April 1st I read the »Employment Situation« of the Bureau of Labor Statistics. The BLS summary says: “Nonfarm payroll employment increased by 216,000 in March, and the unemployment rate was little changed at 8.8 percent,”. Then I read on April 4th »Hiring spree beefs up McDonald’s recent boom« on MSN Money. McDonald’s wants to hire as many as 50,000 workers on April 19th. I thought: Wow. How will the US media cover the next “Employment Situation” report for April? Most probable with some Hooray! the economy is improving. And we won’t hear, that “Employment in leisure and hospitality rose by 100,000 over the month,”, which is the noble BLS paraphrase for jobs paying a decent minimum wage.

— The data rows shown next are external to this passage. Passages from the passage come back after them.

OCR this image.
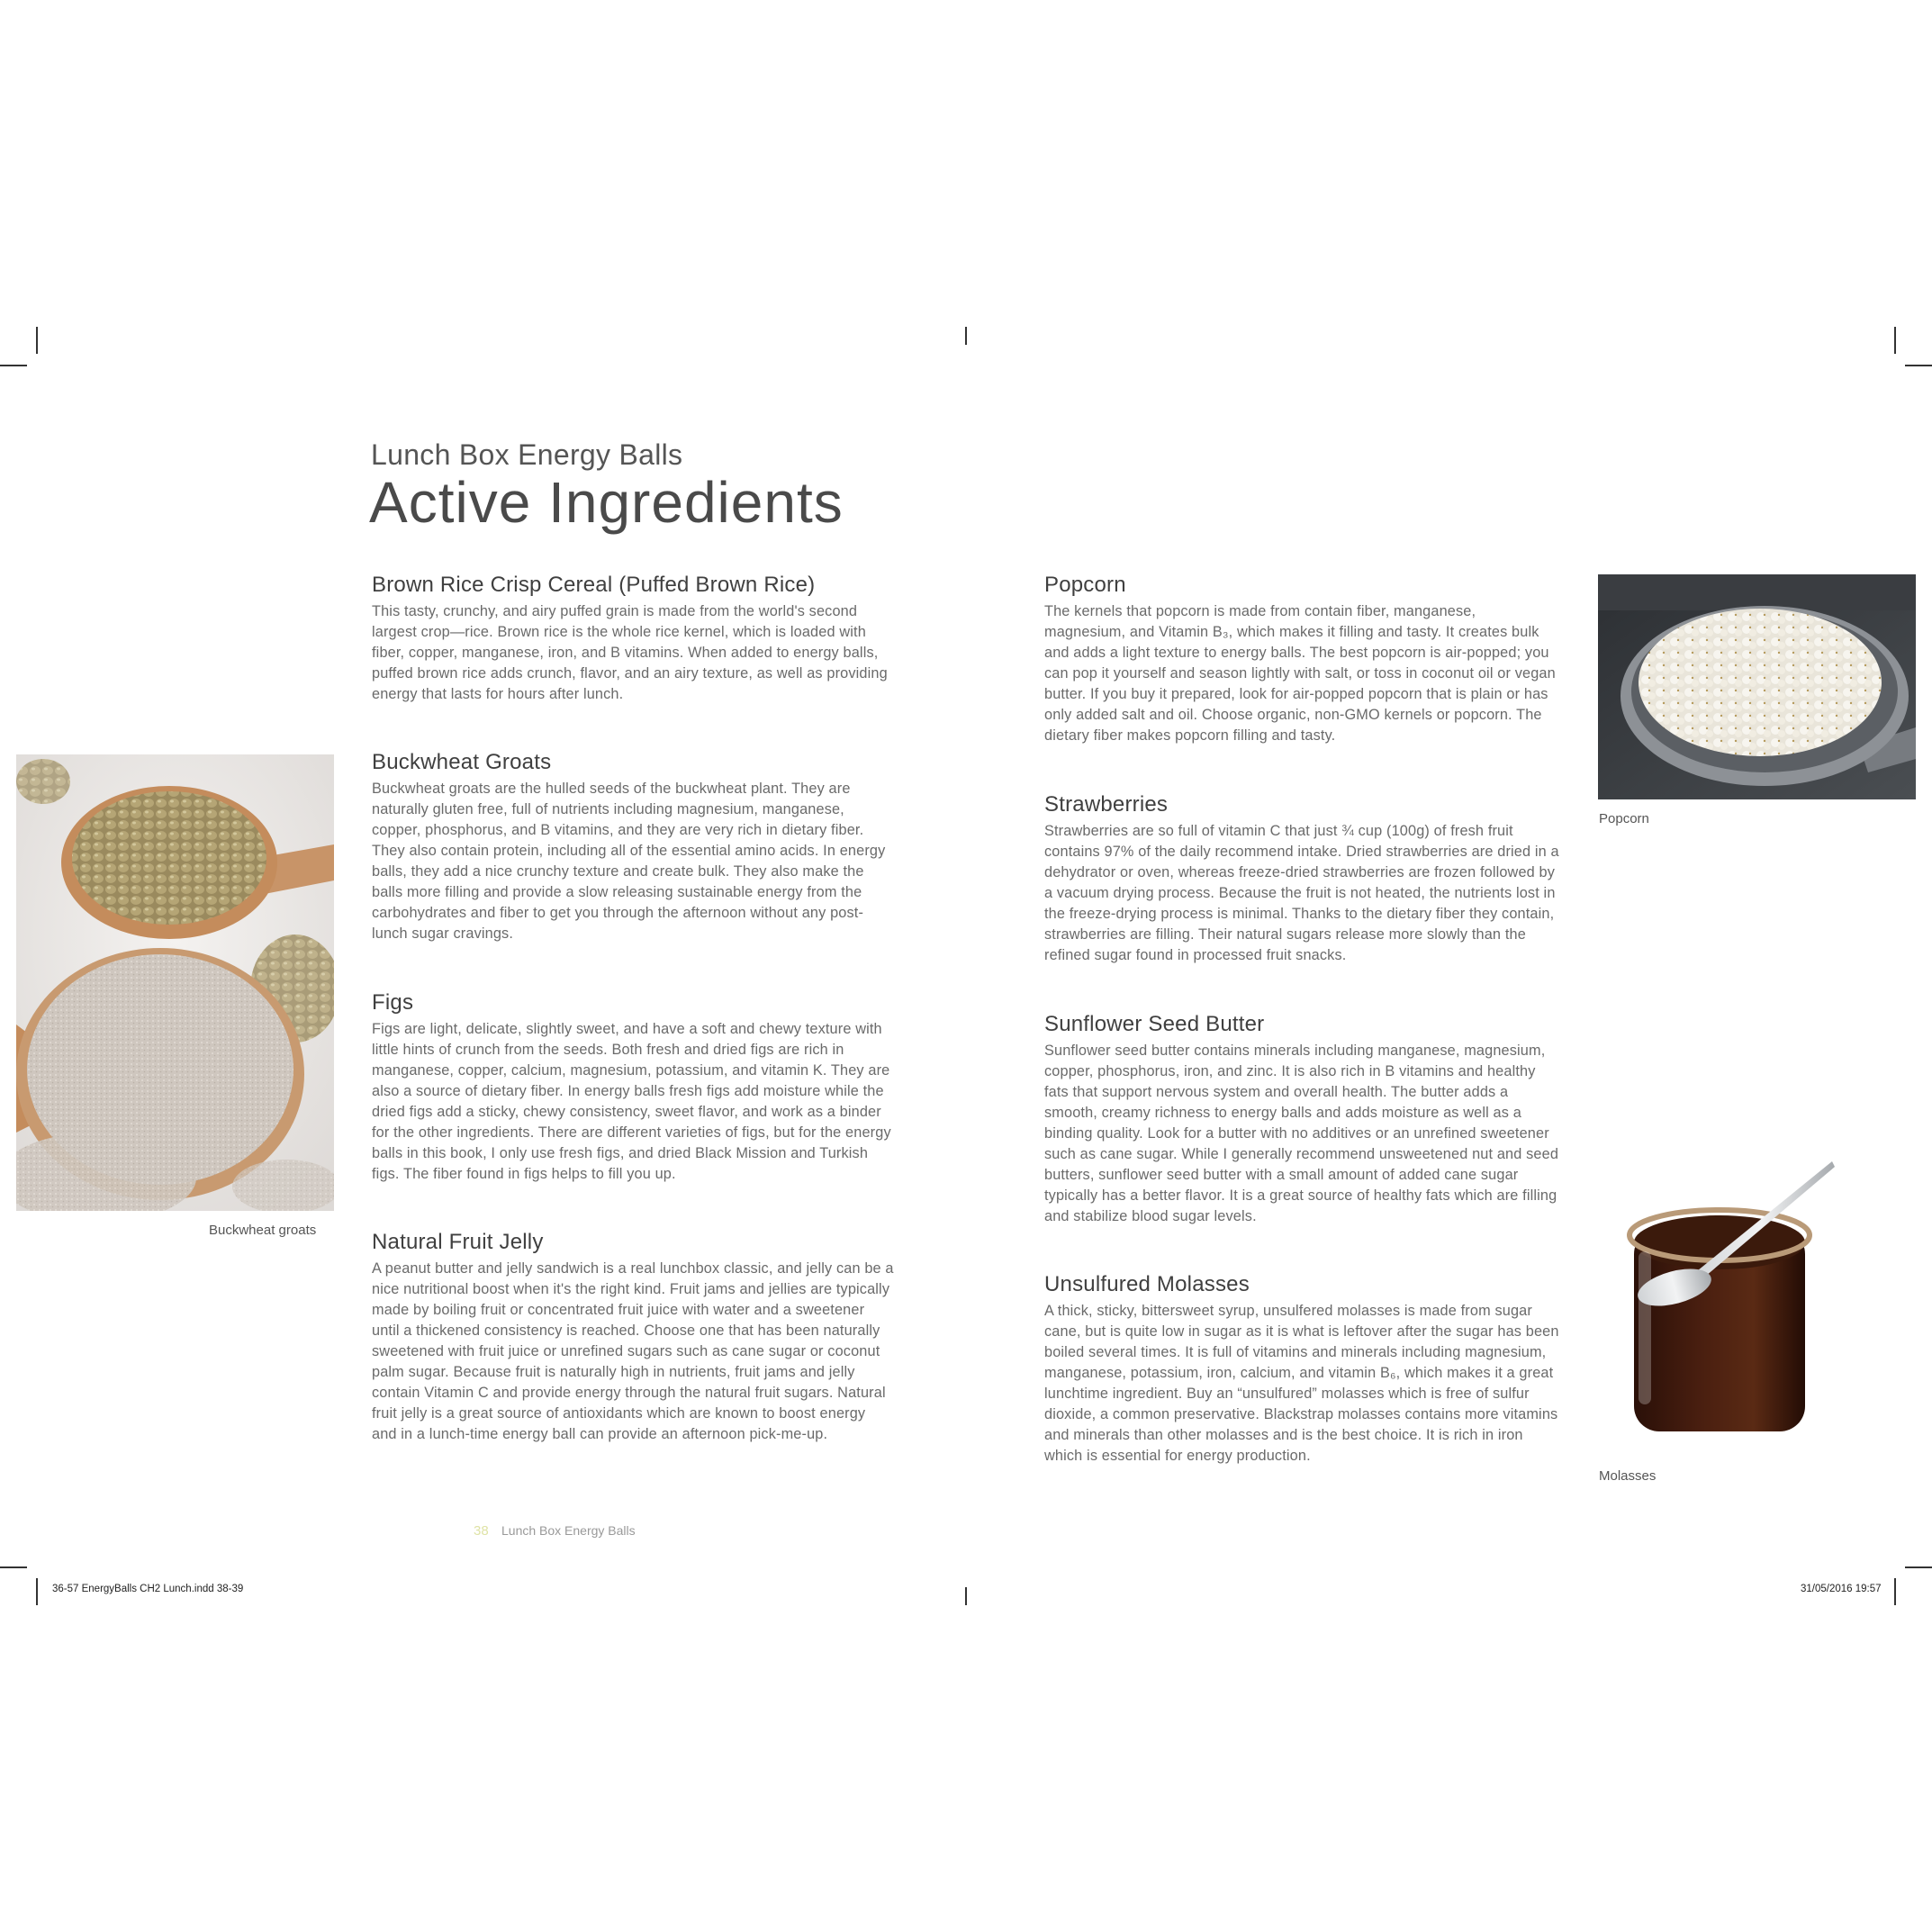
Lunch Box Energy Balls
Active Ingredients
Brown Rice Crisp Cereal (Puffed Brown Rice)

This tasty, crunchy, and airy puffed grain is made from the world's second largest crop—rice. Brown rice is the whole rice kernel, which is loaded with fiber, copper, manganese, iron, and B vitamins. When added to energy balls, puffed brown rice adds crunch, flavor, and an airy texture, as well as providing energy that lasts for hours after lunch.

Buckwheat Groats

Buckwheat groats are the hulled seeds of the buckwheat plant. They are naturally gluten free, full of nutrients including magnesium, manganese, copper, phosphorus, and B vitamins, and they are very rich in dietary fiber. They also contain protein, including all of the essential amino acids. In energy balls, they add a nice crunchy texture and create bulk. They also make the balls more filling and provide a slow releasing sustainable energy from the carbohydrates and fiber to get you through the afternoon without any post-lunch sugar cravings.

Figs

Figs are light, delicate, slightly sweet, and have a soft and chewy texture with little hints of crunch from the seeds. Both fresh and dried figs are rich in manganese, copper, calcium, magnesium, potassium, and vitamin K. They are also a source of dietary fiber. In energy balls fresh figs add moisture while the dried figs add a sticky, chewy consistency, sweet flavor, and work as a binder for the other ingredients. There are different varieties of figs, but for the energy balls in this book, I only use fresh figs, and dried Black Mission and Turkish figs. The fiber found in figs helps to fill you up.

Natural Fruit Jelly

A peanut butter and jelly sandwich is a real lunchbox classic, and jelly can be a nice nutritional boost when it's the right kind. Fruit jams and jellies are typically made by boiling fruit or concentrated fruit juice with water and a sweetener until a thickened consistency is reached. Choose one that has been naturally sweetened with fruit juice or unrefined sugars such as cane sugar or coconut palm sugar. Because fruit is naturally high in nutrients, fruit jams and jelly contain Vitamin C and provide energy through the natural fruit sugars. Natural fruit jelly is a great source of antioxidants which are known to boost energy and in a lunch-time energy ball can provide an afternoon pick-me-up.

Popcorn

The kernels that popcorn is made from contain fiber, manganese, magnesium, and Vitamin B₃, which makes it filling and tasty. It creates bulk and adds a light texture to energy balls. The best popcorn is air-popped; you can pop it yourself and season lightly with salt, or toss in coconut oil or vegan butter. If you buy it prepared, look for air-popped popcorn that is plain or has only added salt and oil. Choose organic, non-GMO kernels or popcorn. The dietary fiber makes popcorn filling and tasty.

Strawberries

Strawberries are so full of vitamin C that just ¾ cup (100g) of fresh fruit contains 97% of the daily recommend intake. Dried strawberries are dried in a dehydrator or oven, whereas freeze-dried strawberries are frozen followed by a vacuum drying process. Because the fruit is not heated, the nutrients lost in the freeze-drying process is minimal. Thanks to the dietary fiber they contain, strawberries are filling. Their natural sugars release more slowly than the refined sugar found in processed fruit snacks.

Sunflower Seed Butter

Sunflower seed butter contains minerals including manganese, magnesium, copper, phosphorus, iron, and zinc. It is also rich in B vitamins and healthy fats that support nervous system and overall health. The butter adds a smooth, creamy richness to energy balls and adds moisture as well as a binding quality. Look for a butter with no additives or an unrefined sweetener such as cane sugar. While I generally recommend unsweetened nut and seed butters, sunflower seed butter with a small amount of added cane sugar typically has a better flavor. It is a great source of healthy fats which are filling and stabilize blood sugar levels.

Unsulfured Molasses

A thick, sticky, bittersweet syrup, unsulfered molasses is made from sugar cane, but is quite low in sugar as it is what is leftover after the sugar has been boiled several times. It is full of vitamins and minerals including magnesium, manganese, potassium, iron, calcium, and vitamin B₆, which makes it a great lunchtime ingredient. Buy an “unsulfured” molasses which is free of sulfur dioxide, a common preservative. Blackstrap molasses contains more vitamins and minerals than other molasses and is the best choice. It is rich in iron which is essential for energy production.

Buckwheat groats
Popcorn
Molasses
38 Lunch Box Energy Balls
36-57 EnergyBalls CH2 Lunch.indd 38-39	31/05/2016 19:57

Now Tom Hickey reminds me with a blog post over at the Mike Norman Economics MMT (Modern Monetary Theory) blog, that McDonald’s actually added 62,000 slaves workers to its payroll after receiving more than 1,000,000 applications. So for each job opening there were approximate 16 applications? The US is a Burger Economy? But here’s another idea. The NBER should develop a Composite McDonald’s Index as an alternative to the arcane calculations whether the US economy is in a recession. The idea is pretty simple. Stephan’s Golden McDonald’s Rule: If McDonald’s is doing exceptionally well in the US, US workers are in a recession. Now how might such a Index look like? (Don’t even think about it. I’ve already a © for that one.)
Take the number of hours worked by the crew (McDonald’s lingo) per week plus the number of units sold of typical subsistence products — the McDonald’s poor man basket excluding luxuries like coffee, … Index this composition to a year in which the US economy was doing pretty well. Find a threshold which indicates that the US main-street economy goes South. Voila. Once the Composite McDonald’s Index is above our threshold US workers are fucked.